Julieta

Una storia come tante, una storia di donne con un evento tragico a segnarle. Non è la vicenda in sé, ovviamente, il cuore di “Julieta” di Pedro Almodovar, quanto il tentativo di farne una tragedia assoluta, contemporanea, in grado di raccogliere in una manciata di visioni l’essenza dell’arte e della vita. Almodovar “sente” le donne e quindi è normale che siano loro le protagoniste, il canale privilegiato che questo artista sceglie per esplorare il destino umano. Partendo da tre racconti della Nobel Alice Munro, la regina della quotidianità che si fa assoluto, “Julieta” è il riassunto di un’esistenza. Gioia, giovinezza, felicità, speranze e poi tradimento, morte, separazione, odio. Tutto in una piccola, fragile, breve esperienza su questa terra. Curioso che, in conferenza stampa a Cannes (dove il film è stato presentato in Concorso) Almodovar citi Woody Allen… Perché è proprio al regista americano che mi viene da pensare guardando a questi piccoli esseri umani che si dibattono per la sopravvivenza.
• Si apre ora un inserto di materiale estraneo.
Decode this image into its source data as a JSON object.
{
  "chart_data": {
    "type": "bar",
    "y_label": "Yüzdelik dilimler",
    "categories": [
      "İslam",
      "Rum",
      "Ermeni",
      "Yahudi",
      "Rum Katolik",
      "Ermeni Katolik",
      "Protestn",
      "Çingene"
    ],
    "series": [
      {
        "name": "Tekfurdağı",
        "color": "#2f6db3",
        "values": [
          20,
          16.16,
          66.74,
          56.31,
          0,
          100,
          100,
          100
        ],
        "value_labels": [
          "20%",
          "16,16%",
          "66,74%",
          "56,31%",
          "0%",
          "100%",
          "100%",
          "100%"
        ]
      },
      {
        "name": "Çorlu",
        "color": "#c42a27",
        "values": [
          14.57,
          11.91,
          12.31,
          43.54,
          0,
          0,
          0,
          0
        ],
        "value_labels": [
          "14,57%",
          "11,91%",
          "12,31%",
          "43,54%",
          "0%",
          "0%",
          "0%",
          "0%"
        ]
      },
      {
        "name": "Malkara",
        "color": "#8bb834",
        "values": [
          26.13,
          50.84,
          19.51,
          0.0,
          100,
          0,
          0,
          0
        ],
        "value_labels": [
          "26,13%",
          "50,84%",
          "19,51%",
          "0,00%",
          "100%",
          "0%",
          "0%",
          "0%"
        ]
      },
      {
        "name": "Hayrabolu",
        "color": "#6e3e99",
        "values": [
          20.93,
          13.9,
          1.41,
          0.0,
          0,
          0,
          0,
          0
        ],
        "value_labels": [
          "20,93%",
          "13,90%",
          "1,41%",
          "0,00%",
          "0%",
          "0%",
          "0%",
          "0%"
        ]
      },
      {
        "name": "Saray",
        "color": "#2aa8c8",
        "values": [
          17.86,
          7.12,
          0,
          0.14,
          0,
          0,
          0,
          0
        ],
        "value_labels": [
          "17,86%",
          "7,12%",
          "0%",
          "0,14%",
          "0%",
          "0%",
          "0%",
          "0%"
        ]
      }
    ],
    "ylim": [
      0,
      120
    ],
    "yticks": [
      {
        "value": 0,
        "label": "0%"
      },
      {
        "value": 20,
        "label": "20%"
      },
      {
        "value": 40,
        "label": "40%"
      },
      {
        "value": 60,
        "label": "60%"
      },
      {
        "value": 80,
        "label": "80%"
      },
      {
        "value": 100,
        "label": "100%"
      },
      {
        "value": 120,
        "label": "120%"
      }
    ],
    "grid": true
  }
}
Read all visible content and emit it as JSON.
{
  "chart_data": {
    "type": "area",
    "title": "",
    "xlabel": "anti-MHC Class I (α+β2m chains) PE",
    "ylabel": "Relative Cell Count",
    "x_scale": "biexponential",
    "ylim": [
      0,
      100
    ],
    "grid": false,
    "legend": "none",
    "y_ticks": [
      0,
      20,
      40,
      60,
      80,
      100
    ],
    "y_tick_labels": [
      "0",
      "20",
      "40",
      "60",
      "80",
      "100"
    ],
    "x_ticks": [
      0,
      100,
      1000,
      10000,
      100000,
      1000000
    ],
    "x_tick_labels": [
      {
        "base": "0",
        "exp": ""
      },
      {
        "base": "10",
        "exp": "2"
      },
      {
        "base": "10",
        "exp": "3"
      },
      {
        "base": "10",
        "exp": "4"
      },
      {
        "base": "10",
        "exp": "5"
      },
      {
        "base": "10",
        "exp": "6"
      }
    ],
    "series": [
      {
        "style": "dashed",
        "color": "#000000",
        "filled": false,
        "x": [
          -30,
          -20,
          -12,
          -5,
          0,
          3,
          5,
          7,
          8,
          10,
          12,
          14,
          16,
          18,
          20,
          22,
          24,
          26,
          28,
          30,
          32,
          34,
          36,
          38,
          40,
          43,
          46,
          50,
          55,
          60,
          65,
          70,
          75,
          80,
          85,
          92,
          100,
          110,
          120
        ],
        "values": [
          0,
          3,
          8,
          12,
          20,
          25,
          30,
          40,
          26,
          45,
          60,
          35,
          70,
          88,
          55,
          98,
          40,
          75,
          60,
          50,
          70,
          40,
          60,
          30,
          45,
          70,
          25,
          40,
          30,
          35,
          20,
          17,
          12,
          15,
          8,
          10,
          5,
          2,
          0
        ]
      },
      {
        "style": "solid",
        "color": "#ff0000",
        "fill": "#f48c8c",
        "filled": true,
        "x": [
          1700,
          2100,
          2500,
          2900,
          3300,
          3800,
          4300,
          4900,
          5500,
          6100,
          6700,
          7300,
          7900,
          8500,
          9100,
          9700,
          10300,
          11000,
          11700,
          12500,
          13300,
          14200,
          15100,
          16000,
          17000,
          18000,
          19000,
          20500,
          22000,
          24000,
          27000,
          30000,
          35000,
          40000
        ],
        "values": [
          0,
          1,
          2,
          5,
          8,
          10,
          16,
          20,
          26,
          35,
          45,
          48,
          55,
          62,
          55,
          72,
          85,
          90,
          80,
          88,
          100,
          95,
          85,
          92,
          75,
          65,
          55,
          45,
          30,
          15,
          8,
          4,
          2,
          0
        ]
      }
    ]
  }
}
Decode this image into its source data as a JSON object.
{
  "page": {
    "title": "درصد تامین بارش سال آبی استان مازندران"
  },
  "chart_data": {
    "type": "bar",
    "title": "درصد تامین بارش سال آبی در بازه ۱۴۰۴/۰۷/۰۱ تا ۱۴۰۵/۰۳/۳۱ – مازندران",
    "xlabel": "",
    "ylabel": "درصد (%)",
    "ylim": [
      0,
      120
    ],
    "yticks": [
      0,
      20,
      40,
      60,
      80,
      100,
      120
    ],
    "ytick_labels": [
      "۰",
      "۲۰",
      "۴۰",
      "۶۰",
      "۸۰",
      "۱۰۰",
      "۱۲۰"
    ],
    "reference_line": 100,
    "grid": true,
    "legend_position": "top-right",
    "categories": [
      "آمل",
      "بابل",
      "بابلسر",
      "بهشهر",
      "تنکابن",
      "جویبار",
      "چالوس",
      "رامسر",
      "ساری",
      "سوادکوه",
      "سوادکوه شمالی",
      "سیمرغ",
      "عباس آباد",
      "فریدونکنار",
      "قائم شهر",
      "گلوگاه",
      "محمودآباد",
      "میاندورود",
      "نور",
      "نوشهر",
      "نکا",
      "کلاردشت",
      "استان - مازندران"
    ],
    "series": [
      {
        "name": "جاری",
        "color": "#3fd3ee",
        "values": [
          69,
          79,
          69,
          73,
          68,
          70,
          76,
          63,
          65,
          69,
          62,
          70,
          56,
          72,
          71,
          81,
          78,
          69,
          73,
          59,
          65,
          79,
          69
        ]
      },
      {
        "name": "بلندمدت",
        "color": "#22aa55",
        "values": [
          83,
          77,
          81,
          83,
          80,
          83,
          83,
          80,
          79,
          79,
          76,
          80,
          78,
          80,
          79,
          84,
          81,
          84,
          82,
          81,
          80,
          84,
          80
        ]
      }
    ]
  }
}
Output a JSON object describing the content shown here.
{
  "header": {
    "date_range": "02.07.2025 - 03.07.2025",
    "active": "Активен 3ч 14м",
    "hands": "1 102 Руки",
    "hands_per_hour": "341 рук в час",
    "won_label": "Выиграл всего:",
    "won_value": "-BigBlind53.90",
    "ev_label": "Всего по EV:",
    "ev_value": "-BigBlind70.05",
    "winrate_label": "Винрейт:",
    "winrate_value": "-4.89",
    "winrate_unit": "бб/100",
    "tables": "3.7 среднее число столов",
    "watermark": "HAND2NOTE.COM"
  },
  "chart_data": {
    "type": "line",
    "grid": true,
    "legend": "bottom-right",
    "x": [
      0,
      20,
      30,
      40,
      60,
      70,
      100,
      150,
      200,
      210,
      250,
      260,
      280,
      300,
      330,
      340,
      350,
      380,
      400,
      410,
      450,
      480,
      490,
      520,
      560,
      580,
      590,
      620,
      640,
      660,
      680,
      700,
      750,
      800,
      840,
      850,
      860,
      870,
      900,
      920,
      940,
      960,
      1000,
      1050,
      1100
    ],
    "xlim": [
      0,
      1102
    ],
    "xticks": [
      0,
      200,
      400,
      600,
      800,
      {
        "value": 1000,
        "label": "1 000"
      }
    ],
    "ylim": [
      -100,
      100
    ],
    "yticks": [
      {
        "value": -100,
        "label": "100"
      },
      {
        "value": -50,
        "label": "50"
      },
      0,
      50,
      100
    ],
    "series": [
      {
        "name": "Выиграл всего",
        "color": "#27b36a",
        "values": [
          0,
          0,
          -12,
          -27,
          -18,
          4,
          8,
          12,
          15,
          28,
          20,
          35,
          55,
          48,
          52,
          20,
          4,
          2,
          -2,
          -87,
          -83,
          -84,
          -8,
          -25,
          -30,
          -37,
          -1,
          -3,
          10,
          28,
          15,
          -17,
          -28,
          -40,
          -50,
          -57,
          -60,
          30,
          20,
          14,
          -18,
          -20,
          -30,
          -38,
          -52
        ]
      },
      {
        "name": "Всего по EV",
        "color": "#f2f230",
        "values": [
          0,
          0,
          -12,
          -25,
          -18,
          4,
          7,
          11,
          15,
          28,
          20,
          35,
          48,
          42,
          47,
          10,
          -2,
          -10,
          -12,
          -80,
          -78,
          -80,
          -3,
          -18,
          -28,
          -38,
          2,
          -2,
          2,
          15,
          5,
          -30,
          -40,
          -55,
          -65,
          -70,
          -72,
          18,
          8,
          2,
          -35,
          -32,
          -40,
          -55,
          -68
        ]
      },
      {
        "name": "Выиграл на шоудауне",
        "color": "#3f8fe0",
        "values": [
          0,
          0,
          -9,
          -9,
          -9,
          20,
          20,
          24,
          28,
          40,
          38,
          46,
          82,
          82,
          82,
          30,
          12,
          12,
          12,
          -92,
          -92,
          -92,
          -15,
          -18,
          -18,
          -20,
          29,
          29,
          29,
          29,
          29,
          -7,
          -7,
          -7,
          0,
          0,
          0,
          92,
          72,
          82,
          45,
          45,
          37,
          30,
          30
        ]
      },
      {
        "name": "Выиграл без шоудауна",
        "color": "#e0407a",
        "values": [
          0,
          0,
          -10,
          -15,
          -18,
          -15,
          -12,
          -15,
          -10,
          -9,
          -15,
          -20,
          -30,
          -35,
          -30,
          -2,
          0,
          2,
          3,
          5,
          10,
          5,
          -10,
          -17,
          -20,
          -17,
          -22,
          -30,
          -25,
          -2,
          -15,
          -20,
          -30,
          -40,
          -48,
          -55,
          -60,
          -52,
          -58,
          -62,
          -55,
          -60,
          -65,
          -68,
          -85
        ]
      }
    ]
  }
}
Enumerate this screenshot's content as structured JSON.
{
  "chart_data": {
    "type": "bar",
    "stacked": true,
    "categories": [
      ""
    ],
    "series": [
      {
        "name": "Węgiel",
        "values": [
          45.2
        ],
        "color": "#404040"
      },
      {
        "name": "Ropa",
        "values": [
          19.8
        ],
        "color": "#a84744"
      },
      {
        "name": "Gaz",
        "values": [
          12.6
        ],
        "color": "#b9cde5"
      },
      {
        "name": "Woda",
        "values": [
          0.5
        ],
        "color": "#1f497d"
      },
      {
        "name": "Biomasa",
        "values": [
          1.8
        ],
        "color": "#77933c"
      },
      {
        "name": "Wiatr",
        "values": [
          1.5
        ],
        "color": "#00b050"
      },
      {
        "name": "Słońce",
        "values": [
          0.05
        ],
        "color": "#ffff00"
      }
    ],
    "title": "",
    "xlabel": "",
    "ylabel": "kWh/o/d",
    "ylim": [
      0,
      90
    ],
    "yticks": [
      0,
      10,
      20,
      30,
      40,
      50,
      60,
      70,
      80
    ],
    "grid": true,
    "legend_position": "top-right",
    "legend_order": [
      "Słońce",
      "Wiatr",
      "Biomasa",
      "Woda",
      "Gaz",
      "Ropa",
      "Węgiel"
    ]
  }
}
E’ come se i due autori cinematografici scegliessero lo stesso punto di osservazione sul mondo: uno scranno alto, ma dove è seduto un artista che con questi piccoli umani ha un’empatia totale, innamorata, compassionevole. Colori saturi ed ellissi temporali, intensità di immagine e utilizzo dell’intera inquadratura (piena sempre di simboli, pitture, mele), Almodovar ci colpisce nel profondo, tocca il nucleo della nostra esistenza, ci trasforma da spettatori in “coro” palpitante della messinscena. “Julieta” è una grande esperienza cinematografica e umana. Forse un po’ autoreferenziale, a tratti presuntuosa, ma probabilmente è sempre così quando dall’altra parte dello schermo c’è un grande autore.